Despite posting a revenue increase by 0.1 percent to 146.35 billion Rands, MTN increased its subscriber base by 4.1 percent to 232.5 million. As such, the telecoms company is optimistic about the fine settlement and plans to list its Nigerian unit on the stock exchange in Lagos once it has resolved a disputed $3.9 billion.
Here is how MTN plans to settle the imposed fine:
Negotiation with the Federal government
Last week, the Chief Executive Officer of MTN Nigeria, Ferdi Moolman, revealed that the company’s Executive Chairman, Phuthuma Nhleko, will be leading negotiations with the government but it appears this may not be immediate.
President Jacob Zuma’s visit to Nigeria, billed for next week, affords the South African company an opportunity to discuss with President Muhammadu Buhari. Zuma is expected to address the Joint Session of the National Assembly of Nigeria and will address the South Africa-Nigeria Business Forum with the Nigerian president.
After receiving the part payment of N50 billion from MTN, the Nigerian Minister of Communications, Mr. Adebayo Shittu, said the company plans to start fresh negotiations with the federal government on the imposed fine but the final decision rests solely with on president.
The possibility of heading back to court
A person from the MTN Group office in South Africa said, on the condition of anonymity, that the telecoms company could head back to court if the government fails to reduce the N780 billion fine, The Punch reported.

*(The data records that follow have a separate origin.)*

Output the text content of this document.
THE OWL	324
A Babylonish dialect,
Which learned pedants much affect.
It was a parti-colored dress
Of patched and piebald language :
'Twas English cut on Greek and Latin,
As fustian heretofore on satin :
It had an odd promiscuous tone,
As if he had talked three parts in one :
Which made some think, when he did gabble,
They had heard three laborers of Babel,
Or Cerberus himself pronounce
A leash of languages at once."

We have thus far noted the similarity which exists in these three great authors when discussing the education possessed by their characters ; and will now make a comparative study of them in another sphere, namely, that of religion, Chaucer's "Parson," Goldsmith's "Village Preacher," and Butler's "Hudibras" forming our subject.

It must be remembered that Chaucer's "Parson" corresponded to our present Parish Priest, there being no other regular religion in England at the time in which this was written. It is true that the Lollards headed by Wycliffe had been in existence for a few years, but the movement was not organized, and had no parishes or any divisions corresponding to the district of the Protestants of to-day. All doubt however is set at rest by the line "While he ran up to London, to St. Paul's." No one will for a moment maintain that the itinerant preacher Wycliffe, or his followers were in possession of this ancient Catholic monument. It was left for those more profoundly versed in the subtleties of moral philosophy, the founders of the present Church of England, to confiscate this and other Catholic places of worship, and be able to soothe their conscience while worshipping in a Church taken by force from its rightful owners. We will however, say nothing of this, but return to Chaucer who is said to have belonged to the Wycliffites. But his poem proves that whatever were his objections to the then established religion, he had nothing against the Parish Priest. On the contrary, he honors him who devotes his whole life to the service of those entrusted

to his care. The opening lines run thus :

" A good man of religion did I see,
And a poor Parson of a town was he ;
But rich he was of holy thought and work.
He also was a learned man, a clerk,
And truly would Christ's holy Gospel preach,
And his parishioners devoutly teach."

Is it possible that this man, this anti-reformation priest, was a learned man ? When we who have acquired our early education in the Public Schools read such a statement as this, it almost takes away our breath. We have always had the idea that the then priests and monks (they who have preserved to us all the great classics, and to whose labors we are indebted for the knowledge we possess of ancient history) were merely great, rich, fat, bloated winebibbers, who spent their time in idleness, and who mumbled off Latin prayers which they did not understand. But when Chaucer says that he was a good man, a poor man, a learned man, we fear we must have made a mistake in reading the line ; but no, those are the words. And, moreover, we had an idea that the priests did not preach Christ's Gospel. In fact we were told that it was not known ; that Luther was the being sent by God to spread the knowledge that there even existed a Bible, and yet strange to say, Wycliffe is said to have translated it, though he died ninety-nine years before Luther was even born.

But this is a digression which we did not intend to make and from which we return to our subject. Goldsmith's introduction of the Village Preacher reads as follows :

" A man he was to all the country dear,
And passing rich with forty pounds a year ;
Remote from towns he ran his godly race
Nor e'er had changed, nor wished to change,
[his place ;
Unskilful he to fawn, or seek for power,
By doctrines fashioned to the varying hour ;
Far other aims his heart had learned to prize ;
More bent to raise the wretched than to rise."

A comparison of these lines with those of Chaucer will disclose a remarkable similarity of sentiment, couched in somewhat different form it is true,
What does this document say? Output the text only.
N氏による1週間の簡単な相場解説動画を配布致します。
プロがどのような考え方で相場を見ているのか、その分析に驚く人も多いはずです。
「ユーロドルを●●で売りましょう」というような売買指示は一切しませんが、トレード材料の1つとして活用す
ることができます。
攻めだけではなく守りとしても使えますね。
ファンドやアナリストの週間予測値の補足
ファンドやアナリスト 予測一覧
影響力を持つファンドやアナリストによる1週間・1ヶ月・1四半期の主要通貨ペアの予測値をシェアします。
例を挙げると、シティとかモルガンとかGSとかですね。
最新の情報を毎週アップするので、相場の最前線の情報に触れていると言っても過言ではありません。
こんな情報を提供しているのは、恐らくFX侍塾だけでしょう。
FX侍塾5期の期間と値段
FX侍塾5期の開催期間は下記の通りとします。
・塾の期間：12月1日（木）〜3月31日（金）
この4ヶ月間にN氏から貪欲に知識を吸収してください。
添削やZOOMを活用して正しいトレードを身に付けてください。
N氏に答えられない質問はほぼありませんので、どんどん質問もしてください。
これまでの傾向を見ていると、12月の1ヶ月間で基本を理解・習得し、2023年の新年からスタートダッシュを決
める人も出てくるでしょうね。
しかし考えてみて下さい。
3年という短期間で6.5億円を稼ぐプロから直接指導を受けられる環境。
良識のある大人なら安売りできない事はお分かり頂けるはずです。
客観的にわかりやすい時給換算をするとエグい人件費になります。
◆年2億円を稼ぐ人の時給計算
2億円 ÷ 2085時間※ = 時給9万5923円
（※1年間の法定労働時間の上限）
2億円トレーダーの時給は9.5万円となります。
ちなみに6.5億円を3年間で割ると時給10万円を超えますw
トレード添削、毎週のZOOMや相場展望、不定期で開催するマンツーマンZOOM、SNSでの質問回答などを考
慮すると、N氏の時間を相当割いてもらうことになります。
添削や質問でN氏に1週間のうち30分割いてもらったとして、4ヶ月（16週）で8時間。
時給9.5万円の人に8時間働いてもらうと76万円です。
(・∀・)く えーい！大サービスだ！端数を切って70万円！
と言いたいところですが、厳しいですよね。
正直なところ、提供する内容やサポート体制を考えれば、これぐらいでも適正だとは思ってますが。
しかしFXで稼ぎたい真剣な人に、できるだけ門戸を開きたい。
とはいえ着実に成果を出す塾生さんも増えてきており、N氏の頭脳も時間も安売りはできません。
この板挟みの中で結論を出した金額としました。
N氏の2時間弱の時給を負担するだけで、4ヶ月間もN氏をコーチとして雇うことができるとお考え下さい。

MTN had an early victory in its legal battle with Nigerian authorities in January,after securing the right to transfer money out of Nigeria after the federal government sought to freeze its accounts. Its decision to hire former U.S Attorney General, Eric Holder, in a desperate move to get a reduction in the fine, might see the federal government engaged in legal battle with the company.
Following the loss of 1.4 percent in total revenue and a hovering hefty fine, MTN plans to cut the its full-year dividend to a minimum of 7 Rand this year due to uncertainty surrounding the payment of a record $3.9 billion fine in Nigeria and the lack of U.S. dollars in the country.
“We have adopted a cautious approach to the dividend outlook, taking into account the interests of shareholders and lenders and the importance of maintaining an investment-grade credit rating. This minimum dividend remains subject to the outcome of the regulatory fine,” said MTN.